We've also begun to talk about how we provide an understanding for employees about their own health and wellness. We invest in ways for people to think about how they keep themselves healthy as opposed to waiting until they're sick.
Aside from the traditional attitudes to diversity, we also look at the attributes that make each individual unique. It's much more than just the objective factors of gender or race or age. It's your leadership, what kind of communication style do you have? What's your educational background? What are the values you bring to the workplace? What is your life experience that you bring to the workplace?
Our goal has always been to create an environment where somebody can come here and feel like they have the opportunity to contribute at their maximum, irrespective of things that really shouldn't matter. We've had that long focus, and we’ve applied it to the issues surrounding our aging workforce.
Older workers are looking at their lives and saying that they can continue to be productive. They don't necessarily want to retire. They still have plenty of energy and still feel they have a lot to give, but in a different way. Perhaps they want to scale down and spend a little more time with their families, but they don't want to stop working altogether.
There's an awful lot of institutional knowledge and capability in people that have been at the company for a long time. The challenge is how to hold on to that. We’ve been thinking about things like phased transition. There are an awful lot of regulatory barriers to that, but I think that ultimately those will come down, and companies like Pitney Bowes will think about creative ways to look at that population as well as the new people coming in who are earlier in their careers. How do you move it along quicker? How do you give them learning and opportunity at all stages of a work cycle?
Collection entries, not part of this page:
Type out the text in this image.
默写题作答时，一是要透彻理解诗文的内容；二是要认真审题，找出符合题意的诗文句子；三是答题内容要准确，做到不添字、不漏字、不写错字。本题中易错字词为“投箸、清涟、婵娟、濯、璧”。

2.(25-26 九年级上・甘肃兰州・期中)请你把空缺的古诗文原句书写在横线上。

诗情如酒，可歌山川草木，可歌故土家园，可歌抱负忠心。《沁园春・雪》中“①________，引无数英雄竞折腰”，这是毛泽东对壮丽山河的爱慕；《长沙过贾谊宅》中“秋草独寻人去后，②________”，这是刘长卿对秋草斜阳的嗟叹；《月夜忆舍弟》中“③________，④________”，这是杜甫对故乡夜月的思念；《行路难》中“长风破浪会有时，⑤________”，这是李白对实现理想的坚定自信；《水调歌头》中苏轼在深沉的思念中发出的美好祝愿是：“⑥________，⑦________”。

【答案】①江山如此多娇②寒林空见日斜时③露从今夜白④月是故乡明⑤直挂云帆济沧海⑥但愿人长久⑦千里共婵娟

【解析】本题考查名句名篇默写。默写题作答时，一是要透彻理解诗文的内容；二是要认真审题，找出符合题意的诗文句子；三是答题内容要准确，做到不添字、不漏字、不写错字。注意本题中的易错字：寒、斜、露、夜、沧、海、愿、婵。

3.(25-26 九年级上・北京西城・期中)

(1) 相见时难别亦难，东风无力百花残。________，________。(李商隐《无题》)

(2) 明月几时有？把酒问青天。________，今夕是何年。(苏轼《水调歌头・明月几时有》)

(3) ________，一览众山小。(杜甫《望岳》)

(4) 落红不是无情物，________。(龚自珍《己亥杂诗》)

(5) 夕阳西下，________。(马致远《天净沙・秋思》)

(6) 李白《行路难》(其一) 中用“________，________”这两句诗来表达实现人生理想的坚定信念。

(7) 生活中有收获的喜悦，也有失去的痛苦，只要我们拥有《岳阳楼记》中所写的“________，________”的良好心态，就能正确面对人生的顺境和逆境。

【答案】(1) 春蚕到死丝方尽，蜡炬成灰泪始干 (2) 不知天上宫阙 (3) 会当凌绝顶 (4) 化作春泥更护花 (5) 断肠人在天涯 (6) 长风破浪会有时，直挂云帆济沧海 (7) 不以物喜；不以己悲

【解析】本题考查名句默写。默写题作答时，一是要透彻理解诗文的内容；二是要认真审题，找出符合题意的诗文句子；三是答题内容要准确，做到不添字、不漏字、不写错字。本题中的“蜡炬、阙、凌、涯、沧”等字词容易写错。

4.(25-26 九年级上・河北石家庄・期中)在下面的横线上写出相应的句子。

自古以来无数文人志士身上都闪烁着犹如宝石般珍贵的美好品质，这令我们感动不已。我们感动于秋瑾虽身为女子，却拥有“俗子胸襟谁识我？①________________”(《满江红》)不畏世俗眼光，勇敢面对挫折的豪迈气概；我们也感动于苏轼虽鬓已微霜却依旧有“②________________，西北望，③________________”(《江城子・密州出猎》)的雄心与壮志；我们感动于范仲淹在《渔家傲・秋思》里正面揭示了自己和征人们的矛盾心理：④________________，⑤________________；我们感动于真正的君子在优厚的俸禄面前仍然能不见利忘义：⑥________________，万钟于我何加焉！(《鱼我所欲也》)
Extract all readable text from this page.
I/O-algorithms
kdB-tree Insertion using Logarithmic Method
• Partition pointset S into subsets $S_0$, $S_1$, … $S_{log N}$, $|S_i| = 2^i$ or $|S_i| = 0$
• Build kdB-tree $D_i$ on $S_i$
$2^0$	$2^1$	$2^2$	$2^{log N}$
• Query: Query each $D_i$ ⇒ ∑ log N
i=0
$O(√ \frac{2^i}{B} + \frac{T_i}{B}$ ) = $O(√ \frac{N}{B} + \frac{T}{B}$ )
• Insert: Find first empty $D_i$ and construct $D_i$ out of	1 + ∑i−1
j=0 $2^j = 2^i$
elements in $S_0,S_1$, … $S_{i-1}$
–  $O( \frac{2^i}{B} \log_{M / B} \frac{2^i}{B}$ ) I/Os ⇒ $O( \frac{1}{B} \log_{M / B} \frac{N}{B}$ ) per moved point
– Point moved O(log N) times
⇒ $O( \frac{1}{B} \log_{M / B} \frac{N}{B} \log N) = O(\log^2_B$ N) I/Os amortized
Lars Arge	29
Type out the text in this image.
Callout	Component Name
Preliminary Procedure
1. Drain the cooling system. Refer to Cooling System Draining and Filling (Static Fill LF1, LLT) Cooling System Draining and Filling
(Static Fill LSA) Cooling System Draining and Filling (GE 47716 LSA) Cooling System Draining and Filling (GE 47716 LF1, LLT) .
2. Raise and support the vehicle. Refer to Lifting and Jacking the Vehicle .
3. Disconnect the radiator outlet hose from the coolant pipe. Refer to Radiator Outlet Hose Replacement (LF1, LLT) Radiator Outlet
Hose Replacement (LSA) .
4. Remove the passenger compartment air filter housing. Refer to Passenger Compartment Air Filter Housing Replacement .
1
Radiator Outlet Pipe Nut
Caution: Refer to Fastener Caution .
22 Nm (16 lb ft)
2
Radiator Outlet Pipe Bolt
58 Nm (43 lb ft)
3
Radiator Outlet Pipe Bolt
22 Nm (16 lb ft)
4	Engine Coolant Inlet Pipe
So it's definitely a part of our HR thinking. We've been thinking about it for a while. There are a few examples of where we've been able to adjust, but it isn't systemic yet. It will have to become systemic because I don't believe we're going to think about retirement the same way as we go into the next few decades or so.
Pitney Bowes by numbers
Health matters
What's different about Pitney Bowes is that we have a fair amount of in-house capability around HR benefits strategic planning. That has enabled us to drive this innovative strategy around looking at the money that we spend on our employees' healthcare and thinking about it as an investment. How do we get the most out of our dollars to drive the health of our employees and the productivity?
What we've been able to do with that strategic in-house capability is to provide a really rich program to our employees around their health, while keeping our costs below any benchmarks that we've seen. We've received a lot of interest from policymakers on the way we've structured our plan to maximize that aspect of employees' health and to be more cost-efficient.
The reason this is so important is because I think a lot of companies have viewed this only as an administrative cost and have reduced the capability they have to do strategic thinking around benefits as a part of the total package provided to an employee. They just increasingly say, "I want to be out of that." I think they lose a lever of employee connection when they do that.
Outside the US you have to be a little more creative because a lot of the healthcare is covered through the government. So what can you do besides just salary, which drives the value proposition for your employees? It has an awful lot to do with learning, what kind of capability do you provide for employees to learn about their own health.
What I’d say is that we’re always looking to innovate on behalf of the business.